Rafael Nadal: uma lição de vida
Por Chiquinho Leite Moreira
junho 11, 2018 às 3:01 pm

Se ao acordar numa segunda feira pela manhã e sentir que está precisando de uma dose extra de motivação mire-se no exemplo de Rafael Nadal. Aos 32 anos, o tenista espanhol deixa uma lição: a de que não há limites para o desenvolvimento e aprendizado. Afinal, chegou ao 11. título de Roland Garros ainda melhor do que em outros anos, fruto de sua paixão pelo esporte e força para o trabalho.

A própria ATP, antes mesmo da final de Paris, divulgou uma análise sobre o desenvolvimento técnico de Nadal. Enumerou uma série de novas alternativas ao seu já repleto repertório de golpes. E não há como negar que o tenista espanhol avançou no seu jogo.

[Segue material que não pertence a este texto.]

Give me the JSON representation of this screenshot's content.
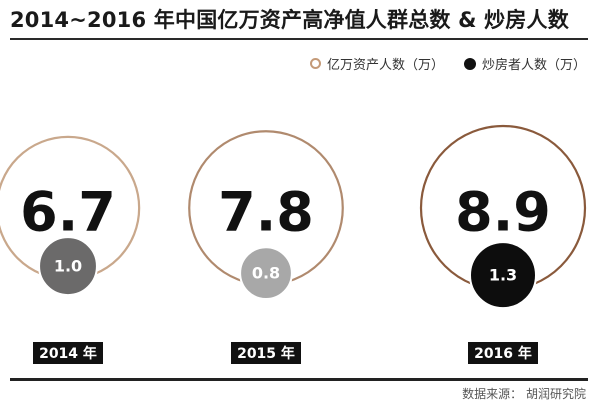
{
  "chart_data": {
    "type": "bubble",
    "title": "2014~2016 年中国亿万资产高净值人群总数 & 炒房人数",
    "categories": [
      "2014 年",
      "2015 年",
      "2016 年"
    ],
    "series": [
      {
        "name": "亿万资产人数（万）",
        "values": [
          6.7,
          7.8,
          8.9
        ],
        "color": "#c49a78"
      },
      {
        "name": "炒房者人数（万）",
        "values": [
          1.0,
          0.8,
          1.3
        ],
        "colors": [
          "#6b6a6a",
          "#a8a8a8",
          "#0d0d0d"
        ]
      }
    ],
    "ring_colors": [
      "#c9a88c",
      "#b08a6e",
      "#8a5a3c"
    ],
    "legend_position": "top-right",
    "source": "数据来源： 胡润研究院"
  }
}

Além dessa lição do espanhol, o torneio de Roland Garros deste ano confirmou o talento da nova geração de tenistas. Não há dúvidas de que os jogadores que estão chegando irão substituir a altura nomes como Nadal, Roger Federer, Novak Djokovic, Andy Murray entre outros. Mas tudo dentro de seu tempo.

Só que o esforço para Nadal manter-se à frente desta geração, como fez na final diante de Dominic Thiem, poderá levá-lo a tomar uma decisão drástica e poupar-se na temporada de grama. Acho difícil que isso possa acontecer. Mas nada como um dia atrás do outro para o espanhol pensar melhor no assunto.

Coroação – Costumo dizer (não sem receber muitas críticas) que uma tenista alcançar a liderança do ranking mundial, sem jamais ter vencido um Grand Slam é como ter uma ‘rainha sem coroa’.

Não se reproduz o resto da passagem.